Background: Adverse mental health conditions including depression, posttraumatic stress disorder (PTSD), and anxiety are prevalent among patients who survive myocardial infarctions (MI) and are associated with adverse outcomes. The mechanisms underlying these associations, however, are not well understood. Inflammatory pathways may mediate the cardiovascular outcomes of patients with mental health disorders.
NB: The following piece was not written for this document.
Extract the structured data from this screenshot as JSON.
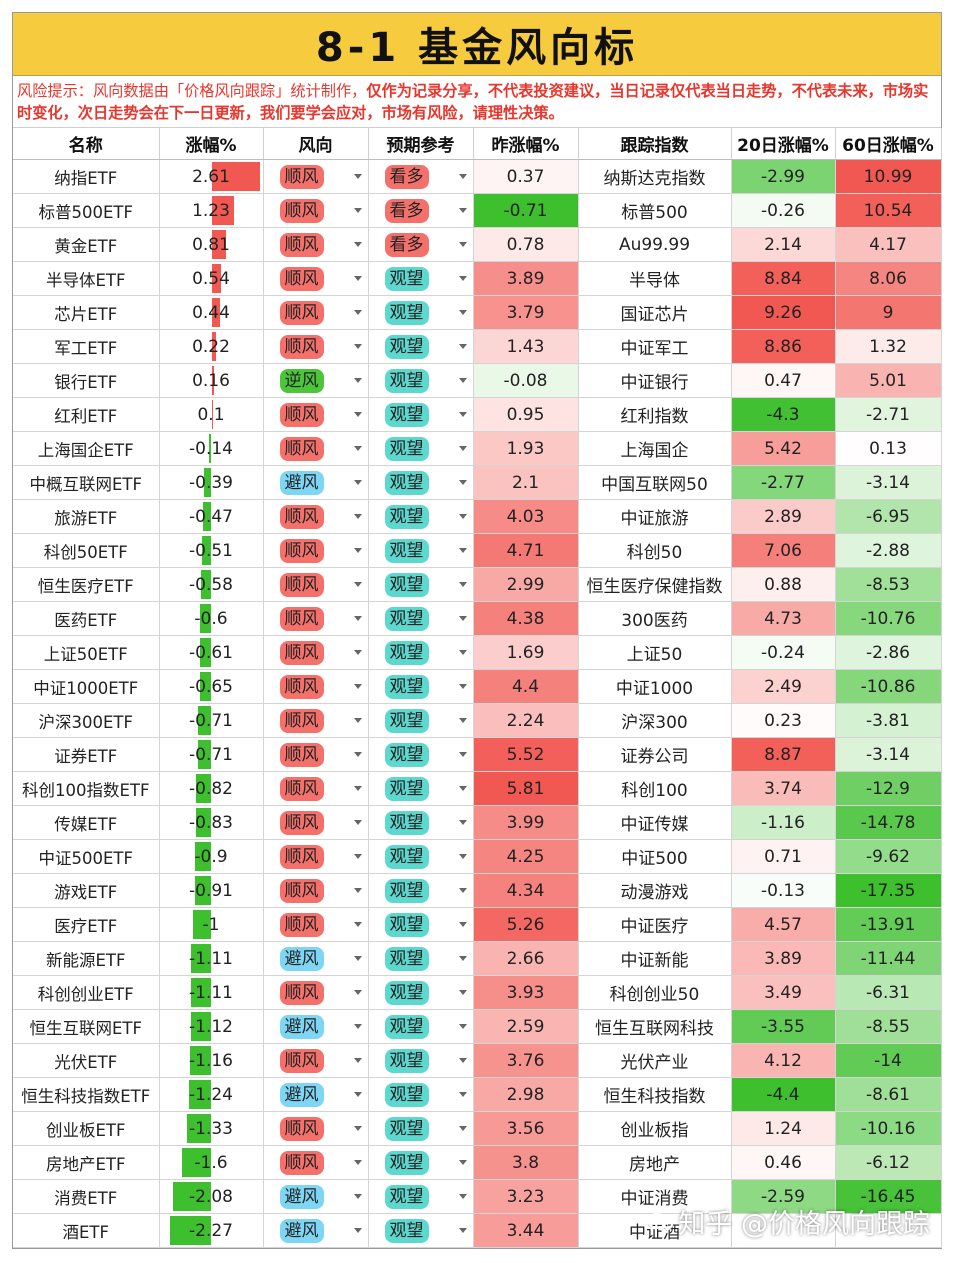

We examined the bidirectional association between PTSD symptoms and inflammatory biomarkers in a young/middle-aged post MI population. We further examined how this association may differ between women and men as well as between Black and non-Black individuals. Methods: Participants included individuals with early onset MI between the ages 25 and 60. Mental health scores for depression, PTSD, perceived stress, and anxiety as well as inflammatory biomarkers, interleukin-6 (IL-6) and high sensitivity C-reactive protein (hsCRP), were collected at baseline and at six-month follow up. We examined the bidirectional changes in mental health symptoms and inflammatory biomarkers between baseline and follow-up. Results: Among 244 patients in the study (mean age: 50.8, 48.4% female, 64.3% Black), the geometric means for IL-6 level and hsCRP at rest were 1.7 pg/mL and 2.76 mg/L, respectively. Mental health scores at baseline did not consistently predict changes in inflammatory biomarkers at follow-up. However, baseline levels of both IL-6 and hsCRP were robustly associated with an increase in re-experiencing PTSD symptoms at 6 months: in adjusted linear mixed models, there was a 1.58-point increase in re-experiencing PTSD symptoms per unit of baseline hsCRP (p = 0.01) and 2.59-point increase per unit of baseline IL-6 (p = 0.02). Once the analysis was stratified by race, the association was only noted in Black individuals. Baseline inflammation was not associated with change in any of the other mental health symptom scores. Conclusion: Markers of inflammation are associated with an increase in post-event PTSD symptoms in younger or middle-aged patients who experienced an MI, especially Black patients. These results suggest a mechanistic link between inflammation and the development of PTSD among individuals with cardiovascular disease.